The Negotiating Table
Lenders and Borrowers Meet Halfway to Solve Financial Troubles
Steven L. Ingleby, Scott M. McCullough
December 1, 2008
In the face of the nation’s worst financial blow-up since the Great Depression, there are numerous business scenarios depicting those caught in the storm, such as a real estate developer finding that a sudden decline in lot sales is jeopardizing the viability of his or her 20-acre subdivision, or a young technology business on a high-growth trajectory now experiencing a reduced line of credit.
Each of these businesses is faced with the dilemma of how best to deal with problem loans in the heat of the financial crisis. In years past, lenders were quick to foreclose when borrowers defaulted on their loans. But in today’s economy, lenders are far less interested in taking collateral and more willing to help borrowers pay with a “loan work-out” or debt restructure. There are no easy answers to these complex problems, but the following guidelines can be solutions to help both lender and borrower.
Watch for Warning Signs
Even if your business or your borrowers seem to be navigating the troubled waters of the current financial downturn, be keenly aware of the early warning signs of problem loans: Are sales falling? Are collections down? Are customers stretching out payments? Is the business slowing down payments to creditors? Are there staff cuts? Has the value of collateral fallen? Is the business in default under other loans?
Too many borrowers wait too long to open a dialogue with their lenders in hard times. If you see a rocky road ahead, assess the true nature and extent of your problems, formulate a workable plan for dealing with them and contact your lender early about your problems and your plan. Don’t wait until the opportunity for effectively dealing with your problems has past (when the lender has begun sending demand letters) and liquidation is the only alternative left. Moreover, once you have started down the workout path, do not procrastinate putting the work-out plan in effect under the assumption that time and the eventual turn in the market will cure all your problems.
Many borrowers wrongly assume that if they lay out their problems to their lender, the lender will just call their loan due. That is often a wrong assumption. Especially in troubled times, lenders are keenly aware of their borrowers’ problems. If your lender is, or can become comfortable with the belief that you can ultimately pay off the renegotiated loan, lenders may see that it is in their best interest to restructure your loan.
It seems axiomatic that borrowers will be scrupulously honest when they want to negotiate a workout with a lender. But many experiencing trouble are tempted to fudge the facts, withhold information or embellish the truth. Lenders, under the stress of troubled loan situations, can also be tempted to be less than honest.
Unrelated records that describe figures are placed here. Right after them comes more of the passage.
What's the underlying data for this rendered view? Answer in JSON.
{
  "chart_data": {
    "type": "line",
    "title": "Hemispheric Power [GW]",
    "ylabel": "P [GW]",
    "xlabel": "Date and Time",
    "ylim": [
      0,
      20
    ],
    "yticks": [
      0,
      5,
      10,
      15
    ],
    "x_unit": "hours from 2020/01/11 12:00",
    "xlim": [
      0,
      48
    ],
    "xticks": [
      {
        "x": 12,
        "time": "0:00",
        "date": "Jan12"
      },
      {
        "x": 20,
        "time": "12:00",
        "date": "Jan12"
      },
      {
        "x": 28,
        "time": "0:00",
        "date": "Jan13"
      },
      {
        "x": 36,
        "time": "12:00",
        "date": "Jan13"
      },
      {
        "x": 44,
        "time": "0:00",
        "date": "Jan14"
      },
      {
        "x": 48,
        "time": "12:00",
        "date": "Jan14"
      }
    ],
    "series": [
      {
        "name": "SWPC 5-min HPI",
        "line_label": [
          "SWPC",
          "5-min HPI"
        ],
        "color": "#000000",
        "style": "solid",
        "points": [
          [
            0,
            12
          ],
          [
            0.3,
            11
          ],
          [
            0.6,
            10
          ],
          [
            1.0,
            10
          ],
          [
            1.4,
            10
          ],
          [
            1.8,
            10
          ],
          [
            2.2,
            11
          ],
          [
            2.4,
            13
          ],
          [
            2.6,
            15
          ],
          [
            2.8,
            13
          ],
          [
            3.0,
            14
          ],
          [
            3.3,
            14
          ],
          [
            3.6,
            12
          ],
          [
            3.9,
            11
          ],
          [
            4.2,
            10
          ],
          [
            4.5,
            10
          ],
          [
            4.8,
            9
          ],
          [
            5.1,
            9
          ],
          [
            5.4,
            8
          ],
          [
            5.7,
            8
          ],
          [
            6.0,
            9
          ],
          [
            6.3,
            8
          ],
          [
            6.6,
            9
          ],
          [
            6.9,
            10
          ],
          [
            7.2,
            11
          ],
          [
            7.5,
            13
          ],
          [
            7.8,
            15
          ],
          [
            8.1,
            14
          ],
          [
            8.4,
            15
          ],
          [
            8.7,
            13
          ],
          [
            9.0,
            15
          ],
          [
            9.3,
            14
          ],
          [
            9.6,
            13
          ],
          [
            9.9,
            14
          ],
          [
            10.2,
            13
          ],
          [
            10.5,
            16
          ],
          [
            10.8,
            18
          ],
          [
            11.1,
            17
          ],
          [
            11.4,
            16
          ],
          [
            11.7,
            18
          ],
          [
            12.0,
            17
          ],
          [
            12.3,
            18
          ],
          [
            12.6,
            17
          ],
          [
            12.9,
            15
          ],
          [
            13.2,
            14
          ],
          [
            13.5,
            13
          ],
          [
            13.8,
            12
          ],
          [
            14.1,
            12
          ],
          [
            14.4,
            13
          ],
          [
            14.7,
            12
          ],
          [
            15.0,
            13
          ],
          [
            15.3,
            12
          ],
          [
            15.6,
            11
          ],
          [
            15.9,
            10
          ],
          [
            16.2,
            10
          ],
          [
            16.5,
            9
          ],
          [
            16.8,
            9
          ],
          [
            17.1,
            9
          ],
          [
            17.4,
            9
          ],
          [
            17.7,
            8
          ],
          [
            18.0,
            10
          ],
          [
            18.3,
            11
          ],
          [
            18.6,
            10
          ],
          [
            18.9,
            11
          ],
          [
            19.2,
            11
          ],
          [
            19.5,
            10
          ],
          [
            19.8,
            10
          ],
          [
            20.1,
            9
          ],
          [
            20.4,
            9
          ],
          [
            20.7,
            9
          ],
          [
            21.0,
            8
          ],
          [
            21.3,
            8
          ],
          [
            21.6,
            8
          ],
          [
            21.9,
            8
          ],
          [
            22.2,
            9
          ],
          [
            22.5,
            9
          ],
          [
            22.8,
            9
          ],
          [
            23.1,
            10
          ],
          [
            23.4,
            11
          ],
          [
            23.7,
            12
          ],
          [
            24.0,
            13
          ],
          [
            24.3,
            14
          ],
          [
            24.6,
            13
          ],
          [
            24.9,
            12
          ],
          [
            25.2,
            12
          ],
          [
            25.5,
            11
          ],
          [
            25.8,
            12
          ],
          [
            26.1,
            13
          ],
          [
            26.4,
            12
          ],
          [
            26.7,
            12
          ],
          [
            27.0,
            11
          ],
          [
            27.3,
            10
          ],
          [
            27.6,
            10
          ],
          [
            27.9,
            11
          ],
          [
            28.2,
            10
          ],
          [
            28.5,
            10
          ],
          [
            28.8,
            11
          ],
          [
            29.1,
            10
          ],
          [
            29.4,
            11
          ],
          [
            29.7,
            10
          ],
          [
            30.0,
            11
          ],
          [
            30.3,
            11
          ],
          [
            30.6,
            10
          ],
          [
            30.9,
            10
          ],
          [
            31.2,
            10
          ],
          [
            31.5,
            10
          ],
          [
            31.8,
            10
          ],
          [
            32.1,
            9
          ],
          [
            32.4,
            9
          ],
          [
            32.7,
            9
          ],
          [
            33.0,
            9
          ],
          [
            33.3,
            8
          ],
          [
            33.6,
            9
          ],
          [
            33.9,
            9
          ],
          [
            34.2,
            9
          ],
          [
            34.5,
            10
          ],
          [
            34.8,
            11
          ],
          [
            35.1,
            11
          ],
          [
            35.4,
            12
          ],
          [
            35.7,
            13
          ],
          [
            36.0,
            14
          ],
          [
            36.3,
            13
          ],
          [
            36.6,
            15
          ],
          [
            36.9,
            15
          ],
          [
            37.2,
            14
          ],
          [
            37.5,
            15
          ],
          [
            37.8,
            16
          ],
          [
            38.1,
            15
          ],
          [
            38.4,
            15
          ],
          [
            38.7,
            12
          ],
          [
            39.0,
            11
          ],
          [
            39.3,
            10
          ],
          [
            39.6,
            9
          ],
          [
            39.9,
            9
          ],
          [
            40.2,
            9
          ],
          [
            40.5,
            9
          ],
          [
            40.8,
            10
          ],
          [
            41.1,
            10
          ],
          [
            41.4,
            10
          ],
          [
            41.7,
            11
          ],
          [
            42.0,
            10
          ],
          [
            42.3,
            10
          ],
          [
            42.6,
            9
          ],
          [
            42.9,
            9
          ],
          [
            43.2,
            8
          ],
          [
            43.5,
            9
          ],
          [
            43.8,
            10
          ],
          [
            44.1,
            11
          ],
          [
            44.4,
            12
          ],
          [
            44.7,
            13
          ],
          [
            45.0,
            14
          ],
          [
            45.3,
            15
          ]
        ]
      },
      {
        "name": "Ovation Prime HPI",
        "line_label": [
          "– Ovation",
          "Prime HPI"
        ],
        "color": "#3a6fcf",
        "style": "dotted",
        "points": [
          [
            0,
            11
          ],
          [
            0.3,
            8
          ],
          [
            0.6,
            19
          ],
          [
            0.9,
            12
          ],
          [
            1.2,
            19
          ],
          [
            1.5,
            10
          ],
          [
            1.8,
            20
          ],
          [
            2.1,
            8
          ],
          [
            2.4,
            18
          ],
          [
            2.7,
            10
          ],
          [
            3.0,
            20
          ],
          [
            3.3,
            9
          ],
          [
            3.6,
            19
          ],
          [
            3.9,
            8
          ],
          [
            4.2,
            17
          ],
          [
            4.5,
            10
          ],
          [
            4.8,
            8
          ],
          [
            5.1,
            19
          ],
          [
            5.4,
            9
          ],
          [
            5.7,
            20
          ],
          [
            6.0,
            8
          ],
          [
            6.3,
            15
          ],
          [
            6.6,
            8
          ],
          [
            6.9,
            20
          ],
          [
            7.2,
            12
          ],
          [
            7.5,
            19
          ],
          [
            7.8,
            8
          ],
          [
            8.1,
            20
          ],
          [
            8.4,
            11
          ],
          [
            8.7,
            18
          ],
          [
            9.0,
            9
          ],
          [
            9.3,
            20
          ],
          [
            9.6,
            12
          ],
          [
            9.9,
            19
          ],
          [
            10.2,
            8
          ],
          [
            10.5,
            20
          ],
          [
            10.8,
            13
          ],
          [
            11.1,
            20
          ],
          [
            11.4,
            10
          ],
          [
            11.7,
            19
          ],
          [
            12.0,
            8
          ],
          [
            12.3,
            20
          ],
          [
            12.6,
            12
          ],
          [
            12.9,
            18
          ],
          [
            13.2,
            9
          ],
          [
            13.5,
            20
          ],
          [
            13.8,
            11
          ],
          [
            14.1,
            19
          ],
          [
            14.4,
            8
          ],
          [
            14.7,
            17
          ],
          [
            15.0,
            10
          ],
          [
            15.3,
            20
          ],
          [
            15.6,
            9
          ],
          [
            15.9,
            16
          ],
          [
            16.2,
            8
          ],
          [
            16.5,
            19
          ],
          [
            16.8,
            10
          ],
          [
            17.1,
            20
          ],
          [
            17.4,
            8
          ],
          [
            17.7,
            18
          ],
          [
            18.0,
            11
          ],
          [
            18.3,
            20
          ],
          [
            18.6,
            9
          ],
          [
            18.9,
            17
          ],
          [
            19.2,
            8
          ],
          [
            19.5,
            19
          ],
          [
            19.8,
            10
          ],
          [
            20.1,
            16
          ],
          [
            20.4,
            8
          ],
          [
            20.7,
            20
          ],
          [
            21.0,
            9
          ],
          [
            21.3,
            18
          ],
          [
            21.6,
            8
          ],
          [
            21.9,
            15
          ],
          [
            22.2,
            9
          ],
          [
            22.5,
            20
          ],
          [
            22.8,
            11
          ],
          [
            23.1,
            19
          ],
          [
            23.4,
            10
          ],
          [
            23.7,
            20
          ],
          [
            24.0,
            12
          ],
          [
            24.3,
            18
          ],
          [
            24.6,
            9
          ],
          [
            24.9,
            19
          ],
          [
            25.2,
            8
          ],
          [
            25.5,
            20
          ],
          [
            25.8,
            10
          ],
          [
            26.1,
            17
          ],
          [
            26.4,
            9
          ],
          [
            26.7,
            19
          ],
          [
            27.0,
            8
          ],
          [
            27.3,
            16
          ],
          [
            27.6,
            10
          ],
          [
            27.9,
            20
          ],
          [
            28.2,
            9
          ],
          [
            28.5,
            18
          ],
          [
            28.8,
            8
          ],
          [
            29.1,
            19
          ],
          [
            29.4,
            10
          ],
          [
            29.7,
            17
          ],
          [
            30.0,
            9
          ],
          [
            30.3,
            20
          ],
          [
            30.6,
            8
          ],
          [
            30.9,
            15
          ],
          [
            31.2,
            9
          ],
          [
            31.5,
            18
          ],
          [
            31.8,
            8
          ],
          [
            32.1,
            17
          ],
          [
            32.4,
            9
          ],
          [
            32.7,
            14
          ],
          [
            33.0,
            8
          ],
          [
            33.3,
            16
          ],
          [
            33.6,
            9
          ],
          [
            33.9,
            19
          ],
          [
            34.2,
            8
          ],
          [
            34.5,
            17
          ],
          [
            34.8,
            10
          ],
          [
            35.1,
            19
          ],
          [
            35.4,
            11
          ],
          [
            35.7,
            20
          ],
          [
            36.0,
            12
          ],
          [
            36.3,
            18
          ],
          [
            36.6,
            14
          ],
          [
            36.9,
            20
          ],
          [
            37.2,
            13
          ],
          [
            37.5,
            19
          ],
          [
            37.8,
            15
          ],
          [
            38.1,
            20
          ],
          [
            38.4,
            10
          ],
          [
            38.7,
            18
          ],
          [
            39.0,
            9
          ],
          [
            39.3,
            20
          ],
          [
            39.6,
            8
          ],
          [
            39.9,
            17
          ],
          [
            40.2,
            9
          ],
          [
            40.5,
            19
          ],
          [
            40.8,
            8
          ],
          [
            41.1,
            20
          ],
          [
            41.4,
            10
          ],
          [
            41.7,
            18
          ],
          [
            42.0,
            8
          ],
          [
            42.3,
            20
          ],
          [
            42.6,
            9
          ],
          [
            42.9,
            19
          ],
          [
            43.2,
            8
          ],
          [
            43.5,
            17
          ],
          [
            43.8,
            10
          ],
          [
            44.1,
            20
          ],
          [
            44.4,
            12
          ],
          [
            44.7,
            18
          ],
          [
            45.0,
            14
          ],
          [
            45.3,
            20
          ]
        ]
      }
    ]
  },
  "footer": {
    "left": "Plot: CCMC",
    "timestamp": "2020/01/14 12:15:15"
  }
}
Even though work-out negotiations often proceed in an atmosphere of anxiety and uncertainty, it is imperative to the positive outcome of the process that both borrowers and lenders come to the negotiating table with an attitude of disclosure and a commitment to honesty and integrity.
Gather Accurate Information
For a work-out to succeed, it is vitally important to know the true and current facts about the borrower and the loan at the beginning of discussion. While past financial statements, title reports, surveys, appraisals, inventory accountings and other reports are helpful, new information should be obtained as soon as possible, making it so decisions can be made and plans formulated based on the latest and most accurate information. Also, make sure you gather and read the original loan documents and security agreements, and look for any modifications and extensions on them.
Establish a Plan
Use the information you have gathered and find answers to some of the following key questions: What caused the borrower’s problems (a bad market, mismanagement, dishonesty, etc.)? Is the borrower’s business/project still viable? Does the borrower want to keep the business/project going? Is the borrower’s work-out plan feasible? Is an orderly liquidation the best solution?
Both borrower and lender need to arrive at the answers to these questions and formulate the work-out plan. A work-out plan may include a reduction in the loan interest rate, a reduction in the monthly payment amount or a change of other terms in the loan.
Bring in Outside Help
There are a number of professionals—CPA’s, consultants, attorneys and workout specialists—that cut their teeth in the many work-outs of the 1980s and early 1990s. These professionals have the depth of experience to provide legitimate help during the current real estate and financial downturn. Lenders are particularly interested in having a third-party’s objective view on the facts of the situation and in formulating the workout plan. On the other hand, beware of the many newly self-proclaimed “experts” looking to make money from generating reports, analyses, studies and plans who do not have the knowledge or experience to do so.